Alla vigilia del consiglio di Lussemburgo l’Europa arriva divisa in due. Da un lato i sostenitori del piano UE, con la Francia capofila, e dall’altro Italia e 9 paesi dell'ex Europa dell'Est che chiedo più tempo per negoziare il pacchetto e un minor onere per l'industria
“La richiesta italiana di avere più tempo per approfondire il tema dei costi per la riduzione dell’anidride carbonica è stata condivisa da altri nove. Non c’è quindi nessun isolamento dell’Italia in Europa”. Così il premier Silvio Berlusconi ha risposto alle critiche avanzate in questi giorni da più fronti in merito alla posizione assunta dal Governo sul pacchetto clima. Ed è questo il terreno su cui su cui si aprirà il vertice dei 27 ministri dell’Ambiente UE oggi a Lussemburgo e che fin dalle prime battute si preannuncia serrato. All’appuntamento l’Italia si presenterà con la proposta di una “clausola di revisione” che consenta l’aggiustamento delle misure alla luce di una nuova valutazione di impatto, ma soprattutto che tenga conto dell’evoluzione dell’attuale crisi finanziaria ed economica mondiale. Secondo l’esecutivo l’analisi dovrà fare riferimento a due criteri ben precisi: “la promozione di misure analoghe o comparabili da parte delle più importanti economie extra europee quali Stati Uniti, Giappone, Canada, Cina, India, e Brasile; e gli effetti sulla competitività dell’economia europea nei mercati globali”.
L’indagine “efficacia-costi” – da effettuare nel 2009 e per una durata di 12-15 mesi – è dunque la condizione vincolante imposta dal governo italiano, ma sui cui si sono trovati d’accordo anche altri nove Stati UE. La Polonia insieme a Repubblica Ceca, Ungheria, Estonia, Lettonia, Lituania, Romania, Bulgaria e Slovacchia avevano già manifestato il loro disaccordo ai costi del piano, e il Governo di Varsavia si è detto pronto a presentare al meeting di Lussemburgo una sua controproposta che consenta “ai paesi più poveri di sopravvivere”. A sostenere invece con decisione la bozza UE la presidenza di turno francese che, in accordo con la Commissione europea, è intenzionata a chiudere la questione nel prossimo consiglio di dicembre.
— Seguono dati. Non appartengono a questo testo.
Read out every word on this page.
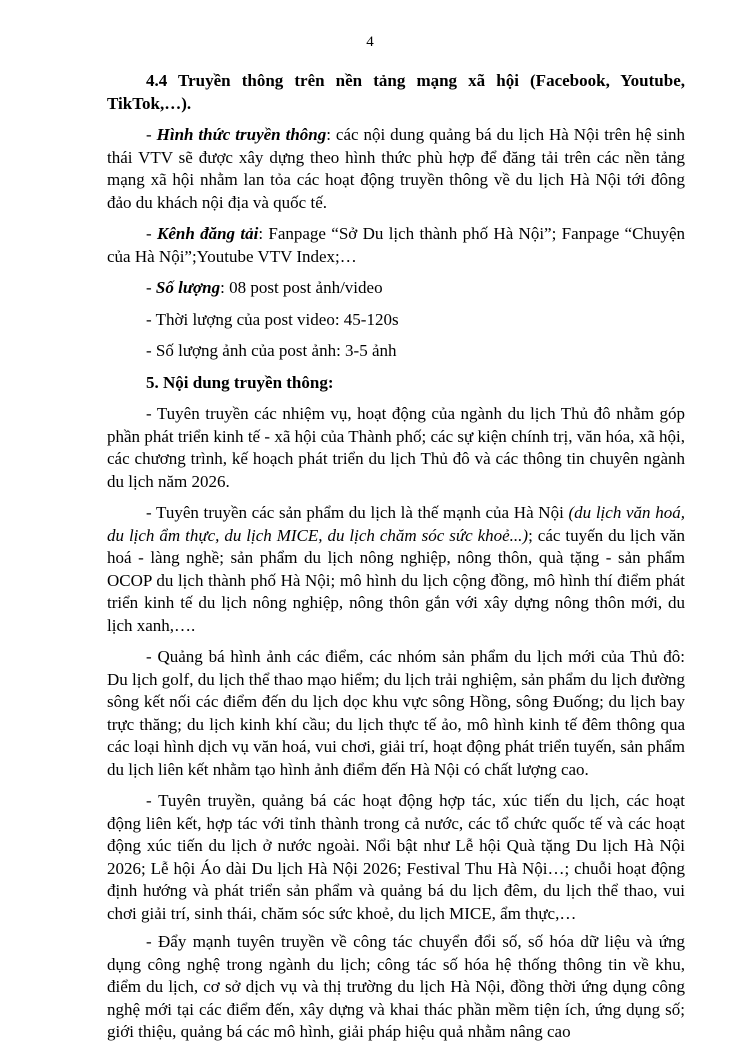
4

4.4 Truyền thông trên nền tảng mạng xã hội (Facebook, Youtube, TikTok,…).

- Hình thức truyền thông: các nội dung quảng bá du lịch Hà Nội trên hệ sinh thái VTV sẽ được xây dựng theo hình thức phù hợp để đăng tải trên các nền tảng mạng xã hội nhằm lan tỏa các hoạt động truyền thông về du lịch Hà Nội tới đông đảo du khách nội địa và quốc tế.

- Kênh đăng tải: Fanpage “Sở Du lịch thành phố Hà Nội”; Fanpage “Chuyện của Hà Nội”;Youtube VTV Index;…

- Số lượng: 08 post post ảnh/video

- Thời lượng của post video: 45-120s

- Số lượng ảnh của post ảnh: 3-5 ảnh

5. Nội dung truyền thông:

- Tuyên truyền các nhiệm vụ, hoạt động của ngành du lịch Thủ đô nhằm góp phần phát triển kinh tế - xã hội của Thành phố; các sự kiện chính trị, văn hóa, xã hội, các chương trình, kế hoạch phát triển du lịch Thủ đô và các thông tin chuyên ngành du lịch năm 2026.

- Tuyên truyền các sản phẩm du lịch là thế mạnh của Hà Nội (du lịch văn hoá, du lịch ẩm thực, du lịch MICE, du lịch chăm sóc sức khoẻ...); các tuyến du lịch văn hoá - làng nghề; sản phẩm du lịch nông nghiệp, nông thôn, quà tặng - sản phẩm OCOP du lịch thành phố Hà Nội; mô hình du lịch cộng đồng, mô hình thí điểm phát triển kinh tế du lịch nông nghiệp, nông thôn gắn với xây dựng nông thôn mới, du lịch xanh,….

- Quảng bá hình ảnh các điểm, các nhóm sản phẩm du lịch mới của Thủ đô: Du lịch golf, du lịch thể thao mạo hiểm; du lịch trải nghiệm, sản phẩm du lịch đường sông kết nối các điểm đến du lịch dọc khu vực sông Hồng, sông Đuống; du lịch bay trực thăng; du lịch kinh khí cầu; du lịch thực tế ảo, mô hình kinh tế đêm thông qua các loại hình dịch vụ văn hoá, vui chơi, giải trí, hoạt động phát triển tuyến, sản phẩm du lịch liên kết nhằm tạo hình ảnh điểm đến Hà Nội có chất lượng cao.

- Tuyên truyền, quảng bá các hoạt động hợp tác, xúc tiến du lịch, các hoạt động liên kết, hợp tác với tỉnh thành trong cả nước, các tổ chức quốc tế và các hoạt động xúc tiến du lịch ở nước ngoài. Nổi bật như Lễ hội Quà tặng Du lịch Hà Nội 2026; Lễ hội Áo dài Du lịch Hà Nội 2026; Festival Thu Hà Nội…; chuỗi hoạt động định hướng và phát triển sản phẩm và quảng bá du lịch đêm, du lịch thể thao, vui chơi giải trí, sinh thái, chăm sóc sức khoẻ, du lịch MICE, ẩm thực,…

- Đẩy mạnh tuyên truyền về công tác chuyển đổi số, số hóa dữ liệu và ứng dụng công nghệ trong ngành du lịch; công tác số hóa hệ thống thông tin về khu, điểm du lịch, cơ sở dịch vụ và thị trường du lịch Hà Nội, đồng thời ứng dụng công nghệ mới tại các điểm đến, xây dựng và khai thác phần mềm tiện ích, ứng dụng số; giới thiệu, quảng bá các mô hình, giải pháp hiệu quả nhằm nâng cao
Stesso fronte per Spagna e Germania, la prima dichiarandosi pronta a rispettare gli impegni di riduzione di CO2 sia sul versante economico che tecnologico ed a investire massicciamente sulle energie rinnovabili, la seconda spingendo sulla chiusura di un accordo entro la fine dell’anno, ma che sappia tener conto delle esigenze della sua forte industria.